Part of the idea derives from a very real chasm in the opportunities that exists for women like Analogue. “I’d definitely say for women of color specifically, the whole STEM movement—the whole math and science movement—traditionally misses us,” she says. “We’re not pushed to care about engineering. It just seems like, ‘Oh, girls don’t care about these things.’ Like, ‘Black girls don’t care about these things.’ That’s not true. Once these tools are in our hands, we are so creative. It’s so important to keep making those connections between these pieces of technology, making sure that they do get into women’s hands—women of color, specifically—because we’re the ones traditionally so marginalized to not be a part of music technology. Period.”

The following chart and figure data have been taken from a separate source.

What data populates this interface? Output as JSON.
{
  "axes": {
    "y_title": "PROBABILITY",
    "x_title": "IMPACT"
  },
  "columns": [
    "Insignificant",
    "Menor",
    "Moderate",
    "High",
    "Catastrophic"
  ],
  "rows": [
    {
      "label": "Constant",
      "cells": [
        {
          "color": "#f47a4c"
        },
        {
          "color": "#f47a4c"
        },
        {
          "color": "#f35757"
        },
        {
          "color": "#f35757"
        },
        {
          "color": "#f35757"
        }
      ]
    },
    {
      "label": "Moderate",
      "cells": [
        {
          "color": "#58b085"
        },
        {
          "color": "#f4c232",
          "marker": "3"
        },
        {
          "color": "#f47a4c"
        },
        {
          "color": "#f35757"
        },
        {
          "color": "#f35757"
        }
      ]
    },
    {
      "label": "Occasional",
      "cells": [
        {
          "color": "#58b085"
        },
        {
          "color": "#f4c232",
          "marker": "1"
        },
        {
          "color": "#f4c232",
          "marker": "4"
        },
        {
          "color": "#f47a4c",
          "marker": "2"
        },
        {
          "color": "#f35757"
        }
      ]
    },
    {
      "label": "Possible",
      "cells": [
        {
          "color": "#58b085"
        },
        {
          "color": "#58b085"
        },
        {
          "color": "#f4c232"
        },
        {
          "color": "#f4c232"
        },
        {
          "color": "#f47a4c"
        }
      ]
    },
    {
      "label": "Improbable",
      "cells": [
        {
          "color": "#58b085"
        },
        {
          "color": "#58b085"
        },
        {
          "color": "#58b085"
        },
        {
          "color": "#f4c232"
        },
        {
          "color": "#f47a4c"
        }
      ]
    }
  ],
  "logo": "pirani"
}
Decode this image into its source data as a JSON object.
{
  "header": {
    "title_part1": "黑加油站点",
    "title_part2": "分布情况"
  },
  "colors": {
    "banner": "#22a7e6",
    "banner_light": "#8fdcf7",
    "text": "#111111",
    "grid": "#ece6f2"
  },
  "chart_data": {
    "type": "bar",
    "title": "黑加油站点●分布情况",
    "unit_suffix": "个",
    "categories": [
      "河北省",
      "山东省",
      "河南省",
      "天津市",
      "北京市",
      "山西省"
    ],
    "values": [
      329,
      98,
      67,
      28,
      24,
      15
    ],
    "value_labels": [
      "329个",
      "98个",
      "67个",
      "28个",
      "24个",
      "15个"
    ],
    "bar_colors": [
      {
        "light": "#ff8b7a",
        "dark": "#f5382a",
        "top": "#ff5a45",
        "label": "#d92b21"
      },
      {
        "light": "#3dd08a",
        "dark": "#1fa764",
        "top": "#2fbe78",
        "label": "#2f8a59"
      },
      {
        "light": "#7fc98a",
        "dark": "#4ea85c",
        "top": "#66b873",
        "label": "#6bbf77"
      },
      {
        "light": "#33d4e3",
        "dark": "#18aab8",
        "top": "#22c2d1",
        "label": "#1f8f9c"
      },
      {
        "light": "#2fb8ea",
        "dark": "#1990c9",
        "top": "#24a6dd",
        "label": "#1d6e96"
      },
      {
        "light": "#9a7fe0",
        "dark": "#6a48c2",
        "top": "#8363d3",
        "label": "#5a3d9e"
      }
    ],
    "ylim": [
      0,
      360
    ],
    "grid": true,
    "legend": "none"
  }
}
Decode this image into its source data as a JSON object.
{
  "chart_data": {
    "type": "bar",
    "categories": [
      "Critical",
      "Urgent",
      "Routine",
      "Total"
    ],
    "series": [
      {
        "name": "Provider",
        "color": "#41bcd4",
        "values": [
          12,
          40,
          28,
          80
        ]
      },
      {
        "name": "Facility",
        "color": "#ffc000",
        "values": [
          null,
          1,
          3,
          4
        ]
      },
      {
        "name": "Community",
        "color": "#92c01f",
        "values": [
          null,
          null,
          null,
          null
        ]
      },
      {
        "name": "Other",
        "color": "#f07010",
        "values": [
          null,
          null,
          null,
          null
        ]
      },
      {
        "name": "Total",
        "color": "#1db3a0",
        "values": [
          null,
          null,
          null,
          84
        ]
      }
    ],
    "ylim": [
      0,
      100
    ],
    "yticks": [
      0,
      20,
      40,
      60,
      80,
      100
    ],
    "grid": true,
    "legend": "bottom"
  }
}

“I know what my ear was drawn to,” Analogue continues. “My ears were drawn to hot electronically-produced sounds, synthesized sounds, amplified sounds. That’s my upbringing in hip-hop and dance music. For the girls of the future, it’s gonna be like nothing, there’s gonna be like a thousand brown girl Diplos. That’s what I want to happen.”

Unsurprisingly, Analogue isn’t the type to box herself into one thing, and ZONEZ V.3 runs the gamut of her eclecticism. The first track rumbles along with a rolling synth line and clanking percussion. A largely unknown Jamaican singer named JAX expertly rides the rhythm, a bit of dot-connecting that exemplifies Analogue’s networking chops. The record also features longtime collaborators like the Teklife member DJ Earl, a budding D.C. rapper named Nappy Nappa, and more. “I’ve been working by myself for so long that I’m comfortable playing around in the studio,” Analogue says. “I’m patient because I record myself as well. I’m the person in the studio doing fifty takes of my own verse. I’m at a mature place with my production where I can sit down with other artists and play around and try to make them feel comfortable.”